Zeker, men kan vrede nemen met appel, peer en druif, zonder zich om de chemische samenstelling van teeltbodem en grondwater te bekommeren, zelfs wanneer men ze zelf gekweekt heeft. Maar zij onder ons, die schrijven, bezeten door de dan toch niet helemaal geïgnoreerde drang om met zichzelf tot klaarheid te komen, zullen het als een angel in hun vlees voelen, wanneer zij op bepaalde ‘waaroms’ niet met een klaar ‘daarom’ kunnen reageren. Ik denk, om alsnog op het objectieve terrein te blijven, aan een auteur bij wie, dunkt mij, volgens onze gebruikelijke ijkmaten bij het zoeken naar de dosering van gevoel en rede, duidelijk de cerebrale en dus schijnbaar voor uitleg vatbare inslag overheerst. Ik schreef voor een paar jaar een uitvoerige studie over Jan Walravens' ‘Negatief’ en kwam ongeveer tot de slotsom, dat deze roman een wijsgerige illustratie is van de existentiële problematiek van ‘goed’ en ‘kwaad’, waarbij de filosofische spankrachten overheersen, zonder helemaal tot vlees en bloed in de romanpersonages te worden. Ofschoon ik mij ernstig over het boek bezonnen had, en de auteur zélf trok allerminst mijn goede bedoelingen in twijfel, vertrouwde ik mijn tekst met een gevoel van ontevredenheid aan de linotypisten toe. Aanvankelijk beschouwde ik het als het gevolg van een vaag zelfverwijt, hieraan te wijten, dat ik ‘Negatief’ niet helemaal aanvaarden kon, waar ik zo vaak in de bres was gesprongen voor boeken, wier schrijvers menselijk en intellectueel naast mijn vriend Walravens ‘nicht im Frage’ kwamen doch, over een grotere, zij het wellicht oppervlakkiger mededeelzaamheid beschikkend, op minder taaie vraagstukken hun melktanden gescherpt hadden. Slechts thans
| |
| |
geef ik er mij voorgoed rekenschap van, hoe de eigen onvrede met mijn opstel er verband mede hield, dat ik er misschien wél in geslaagd was het organische verschijnsel ‘Negatief’ te duiden tot waar de stengel in de grond verdwijnt, doch dat ik mij geen denkbeeld kon vormen van de aard der wortels en de hen omgevende geologische lagen. Of, anders uitgedrukt, dat ik tekort was geschoten bij het beantwoorden van de meer dan elders in dit geval belangrijke, ofschoon ook door niemand anders aangesneden vraag, wat in diepste wezen, ver nog 's schrijvers wijsgerige belangstelling en opvattingen voorbij, de verborgen existentiële aandrang tot de conceptie van deze onthutsende roman was geweest. Meteen begreep ik, dat ik niet meer van mezelf vergen kon, dan ik in mijn overwegingen had gegeven, vermits men van de recensent nu éénmaal niet eisen zal, naast de omtrekkende kritische beschouwingen, ook nog een psychanalyse van de auteur te ondernemen. Ofschoon wij precies hier met een uitzonderlijk geval te doen hebben, waarbij Walravens' tasten naar de diepste afgrondelijkheid van het ethisch besef, de nauwe begrenzing van de plots futiel schijnende literaire duiding als een pijnlijke, zij het dan ook vergeeflijke tekortkoming deed ervaren.

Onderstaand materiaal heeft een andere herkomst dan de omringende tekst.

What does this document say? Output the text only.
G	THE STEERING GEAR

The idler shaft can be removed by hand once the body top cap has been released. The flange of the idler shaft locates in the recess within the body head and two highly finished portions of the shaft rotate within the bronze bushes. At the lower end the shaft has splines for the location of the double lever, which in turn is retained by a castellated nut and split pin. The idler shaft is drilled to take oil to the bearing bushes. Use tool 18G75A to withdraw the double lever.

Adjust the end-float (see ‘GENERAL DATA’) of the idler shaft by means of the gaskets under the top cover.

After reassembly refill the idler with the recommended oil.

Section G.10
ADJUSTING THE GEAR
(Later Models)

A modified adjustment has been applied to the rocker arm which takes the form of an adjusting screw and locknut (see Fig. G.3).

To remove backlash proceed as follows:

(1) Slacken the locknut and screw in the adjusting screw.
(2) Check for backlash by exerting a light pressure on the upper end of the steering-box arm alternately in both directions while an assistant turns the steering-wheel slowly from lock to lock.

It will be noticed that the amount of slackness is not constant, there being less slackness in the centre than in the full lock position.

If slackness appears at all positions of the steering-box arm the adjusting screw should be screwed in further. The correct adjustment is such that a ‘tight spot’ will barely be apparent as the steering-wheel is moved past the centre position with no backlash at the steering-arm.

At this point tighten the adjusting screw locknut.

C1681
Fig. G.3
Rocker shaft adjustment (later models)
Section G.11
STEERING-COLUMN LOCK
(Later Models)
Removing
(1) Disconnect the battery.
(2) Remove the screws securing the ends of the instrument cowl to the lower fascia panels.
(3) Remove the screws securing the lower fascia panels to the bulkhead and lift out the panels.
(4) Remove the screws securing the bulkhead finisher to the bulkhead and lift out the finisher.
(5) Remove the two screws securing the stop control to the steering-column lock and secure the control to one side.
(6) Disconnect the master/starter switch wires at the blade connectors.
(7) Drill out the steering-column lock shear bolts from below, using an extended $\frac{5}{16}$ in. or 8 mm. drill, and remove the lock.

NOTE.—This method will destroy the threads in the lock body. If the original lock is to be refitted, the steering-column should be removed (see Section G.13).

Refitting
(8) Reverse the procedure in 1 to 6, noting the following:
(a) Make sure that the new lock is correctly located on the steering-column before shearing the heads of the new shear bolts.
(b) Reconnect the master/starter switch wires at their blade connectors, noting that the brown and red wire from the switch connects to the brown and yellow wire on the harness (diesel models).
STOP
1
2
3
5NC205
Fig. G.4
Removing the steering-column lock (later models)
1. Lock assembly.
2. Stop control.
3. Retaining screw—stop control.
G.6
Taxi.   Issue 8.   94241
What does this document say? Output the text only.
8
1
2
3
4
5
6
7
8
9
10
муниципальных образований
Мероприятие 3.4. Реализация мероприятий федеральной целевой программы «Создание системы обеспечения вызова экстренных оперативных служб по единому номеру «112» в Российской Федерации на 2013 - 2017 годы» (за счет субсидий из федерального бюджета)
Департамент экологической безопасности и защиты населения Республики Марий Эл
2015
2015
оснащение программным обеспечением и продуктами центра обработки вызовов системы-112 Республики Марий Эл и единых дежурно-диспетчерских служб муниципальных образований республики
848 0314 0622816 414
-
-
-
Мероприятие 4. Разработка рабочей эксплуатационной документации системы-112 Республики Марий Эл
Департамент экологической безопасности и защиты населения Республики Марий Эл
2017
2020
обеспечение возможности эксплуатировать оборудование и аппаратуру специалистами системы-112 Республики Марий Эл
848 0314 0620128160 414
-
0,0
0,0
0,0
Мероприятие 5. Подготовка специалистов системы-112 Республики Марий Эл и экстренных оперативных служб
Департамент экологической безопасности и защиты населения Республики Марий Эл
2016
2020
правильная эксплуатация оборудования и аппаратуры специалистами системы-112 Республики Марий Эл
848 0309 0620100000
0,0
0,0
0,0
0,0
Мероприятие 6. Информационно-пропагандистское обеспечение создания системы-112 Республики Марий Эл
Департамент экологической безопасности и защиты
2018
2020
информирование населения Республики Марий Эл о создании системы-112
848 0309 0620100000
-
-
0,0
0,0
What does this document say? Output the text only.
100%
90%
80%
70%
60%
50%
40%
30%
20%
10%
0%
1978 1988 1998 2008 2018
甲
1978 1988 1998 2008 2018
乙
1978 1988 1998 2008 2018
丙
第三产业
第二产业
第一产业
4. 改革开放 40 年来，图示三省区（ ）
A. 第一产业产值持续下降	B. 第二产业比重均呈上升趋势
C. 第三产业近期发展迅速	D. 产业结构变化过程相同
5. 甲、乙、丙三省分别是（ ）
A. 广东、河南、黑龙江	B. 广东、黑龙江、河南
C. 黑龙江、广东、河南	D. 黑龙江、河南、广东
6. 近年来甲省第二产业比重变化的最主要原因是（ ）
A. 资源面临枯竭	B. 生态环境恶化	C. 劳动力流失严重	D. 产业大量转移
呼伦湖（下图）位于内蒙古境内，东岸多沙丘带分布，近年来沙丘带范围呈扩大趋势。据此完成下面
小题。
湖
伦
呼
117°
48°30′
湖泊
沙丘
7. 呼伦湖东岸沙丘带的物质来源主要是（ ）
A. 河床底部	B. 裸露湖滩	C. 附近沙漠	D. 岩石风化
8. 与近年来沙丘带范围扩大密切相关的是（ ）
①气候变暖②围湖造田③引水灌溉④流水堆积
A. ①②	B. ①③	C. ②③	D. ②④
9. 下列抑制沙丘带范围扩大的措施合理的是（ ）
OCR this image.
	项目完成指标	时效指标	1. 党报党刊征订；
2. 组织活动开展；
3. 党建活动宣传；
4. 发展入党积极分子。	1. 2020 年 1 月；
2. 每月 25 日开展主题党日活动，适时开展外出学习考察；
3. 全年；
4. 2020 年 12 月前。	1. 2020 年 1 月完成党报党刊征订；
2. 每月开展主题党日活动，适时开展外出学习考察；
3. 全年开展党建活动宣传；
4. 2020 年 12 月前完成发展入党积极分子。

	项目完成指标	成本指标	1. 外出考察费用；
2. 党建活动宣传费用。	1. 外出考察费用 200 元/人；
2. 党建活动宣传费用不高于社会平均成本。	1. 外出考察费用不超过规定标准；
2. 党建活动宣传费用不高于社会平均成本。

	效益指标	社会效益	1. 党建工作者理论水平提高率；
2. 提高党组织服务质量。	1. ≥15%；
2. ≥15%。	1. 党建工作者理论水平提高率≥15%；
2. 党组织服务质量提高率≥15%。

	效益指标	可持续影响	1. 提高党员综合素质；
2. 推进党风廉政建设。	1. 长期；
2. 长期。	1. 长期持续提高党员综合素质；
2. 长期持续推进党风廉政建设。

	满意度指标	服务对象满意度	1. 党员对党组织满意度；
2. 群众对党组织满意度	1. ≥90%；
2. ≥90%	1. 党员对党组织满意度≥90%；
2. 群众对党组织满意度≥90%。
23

Legt men zich, wanneer het werk van anderen in het geding komt, ten slotte noodgedwongen neer bij het besef van onmacht om van een boek de diepste ondergrond te verkennen, namelijk de onbewuste aandrang tot schrijven, nooit zal men nochtans helemaal vrede nemen met het denkbeeld, dat onze zelfkennis niet verder reikt dan het gebied der fenomenologie uit het weerkaatsingsvlak van de spiegel. Zelfs bereid het klassieke ‘Ken u zelf’ als een even ijdele wensdroom te beschouwen als Oswalds ‘Geef mij de zon’ uit ‘Spoken’, aanvaardt men moeilijk, dat er in het eigen oeuvre passages voorkomen, die men zelf, ik bedoel dus, die men als auteur niet begrijpt. Met ‘begrijpen’ zinspeel ik niet op het achterhalen van de associatieve processen, welke de totstandkoming van een bepaald fragment in de hand werken, doch op de ondergrondse betekenis van dergelijke fragmenten of details, waar wij zelf nooit aan gedacht hebben en die ruimschoots en onthutsend de grenzen van onze eigen klaarbewuste bedoelingen overschrijden, ja, ten slotte deze bedoelingen volkomen binnenstbuiten keren.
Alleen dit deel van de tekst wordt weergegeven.